Steve updated his status with this the other day. It's the halfway-again application - because it should always be the application. "In hindsight, the regret is always that you gave too little, never that you gave too much." More than anything else, I am afraid of myself - I am afraid of regret. But I don't ever want to look back on this time in 10 years and wish I had been more faithful. I don't ever want that, ever, ever, ever. But there's a problem: the dilemma here becomes again how to be driven by God's grace, and not human fear.

The New Covenant
But God's grace and mercy is brand spanking new every single second, of every single minute, of every single hour of every single day! It is extraordinarily counterintuitive to seek God in prayer right after I've sinned in some grand or exorbitant way. That counter-intuitiveness, really, is a fear of grace (http://theresurgence.com/2010/10/17/dont-create-a-new-law-for-yourself). How can I be afraid of grace when the Spirit lives in me?

'Tis So Sweet to Trust in Jesus
Jesus! Jesus! How I trust HIM!
How I've proved him o'er and o'er!
Jesus, Jesus! Precious Jesus!
O, for faith to trust him more!

I want more joy. I want to be driven by grace. I want to be driven by the gospel. I want to be driven by the knowledge that I am loved more than I can ever comprehend. And I want to be driven by the knowledge that Christ is vast, Christ is great, and Christ is sovereign (Piper: the consummation of history is the adoration of Christ! (Isa 43:6-7)) I am once more thankful that His grace is sufficient for me. It is sufficient for my fears, too. I am thankful that these light and momentary troubles are preparing for us an eternal weight of glory that far outweighs everything I know! And I am thankful (but oh, how I wish I recognized it more often!) that Christ is worth every atom of every ounce of everything I am or will do. I am thankful most of all that He is fairer still today, still fairer tomorrow than today, and thankful that he will only ever increase in beauty and glory until one day, we see him unveiled, face-to-face. Radiance!

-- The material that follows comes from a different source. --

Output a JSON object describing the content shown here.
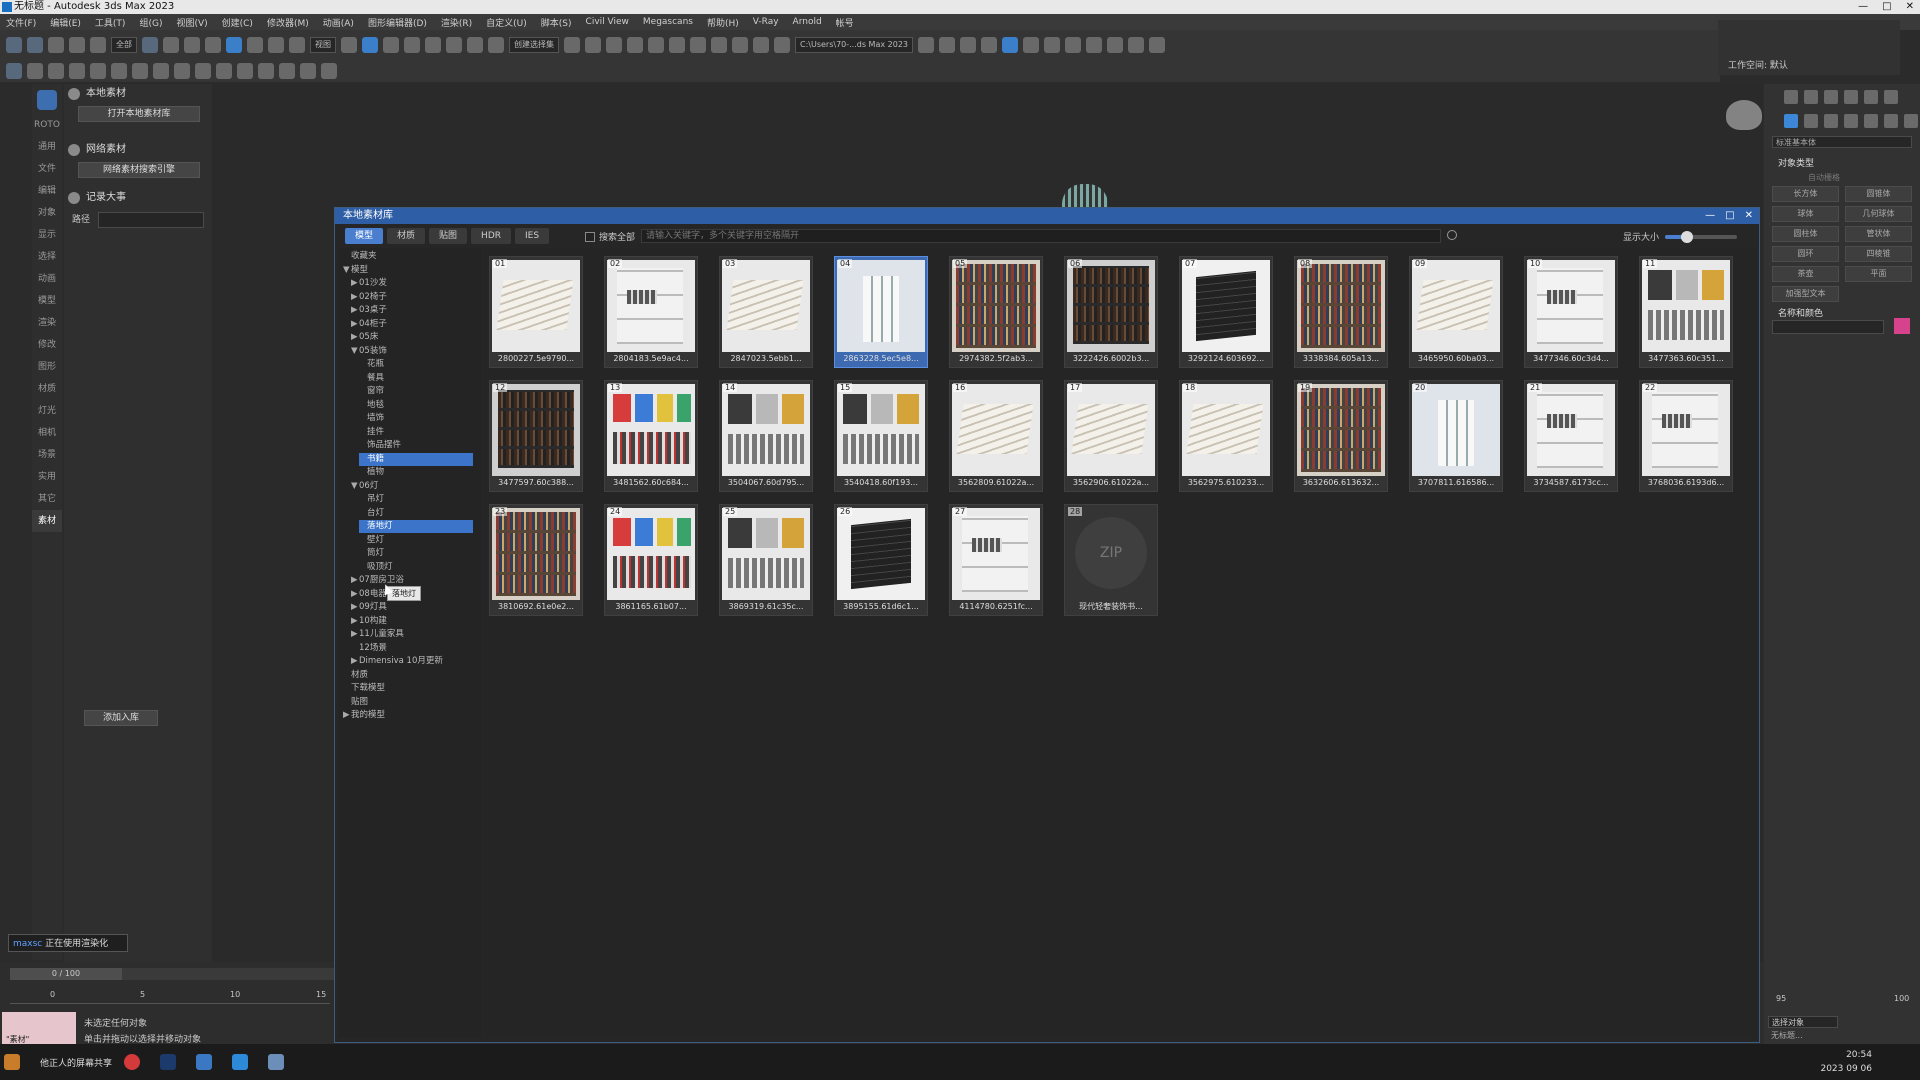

"seeing the worthiness of God and the worthlessness of everything else in comparison"

Sunday, October 10, 2010

DA Carson on What the Centre of the Gospel Is

"The heart of the gospel is what God has done in Jesus, supremely in his death and resurrection. Period. It is not personal testimony about our repentance; it is not a few words about our faith response; it is not obedience; it is not the cultural mandate or any other mandate. Repentance, faith, and obedience are of course essential, and must be rightly related in the light of Scripture, but they are not the good news. The gospel is the good news about what God has done. Because of what God has done in Christ Jesus, the gospel necessarily includes the good that has been secured by Christ and his cross work. "

Too often I have the notion that coming back to the cross is something made of repentance first and foremost - repent, repent, repent, repent, obey, obey, obey, and I'll be back by the green pastures and still waters of humble obedience and faith to God. But that's not true - this makes my faith humanly driven, it makes my salvation and God's repeated and continued faithfulness and graciousness something that's driven by myself, rather than Him. To focus on the incorrect notion that the gospel requires repentance is to belittle the sacrifice of Christ. Repentance doesn't drive the gospel, because human actions don't drive the gospel. God does.

I hope I can remember this.

EDIT: of course, functionally speaking, it's impossible to be saved without repentance. What I aim to say instead is that it's only the first step. God does the rest.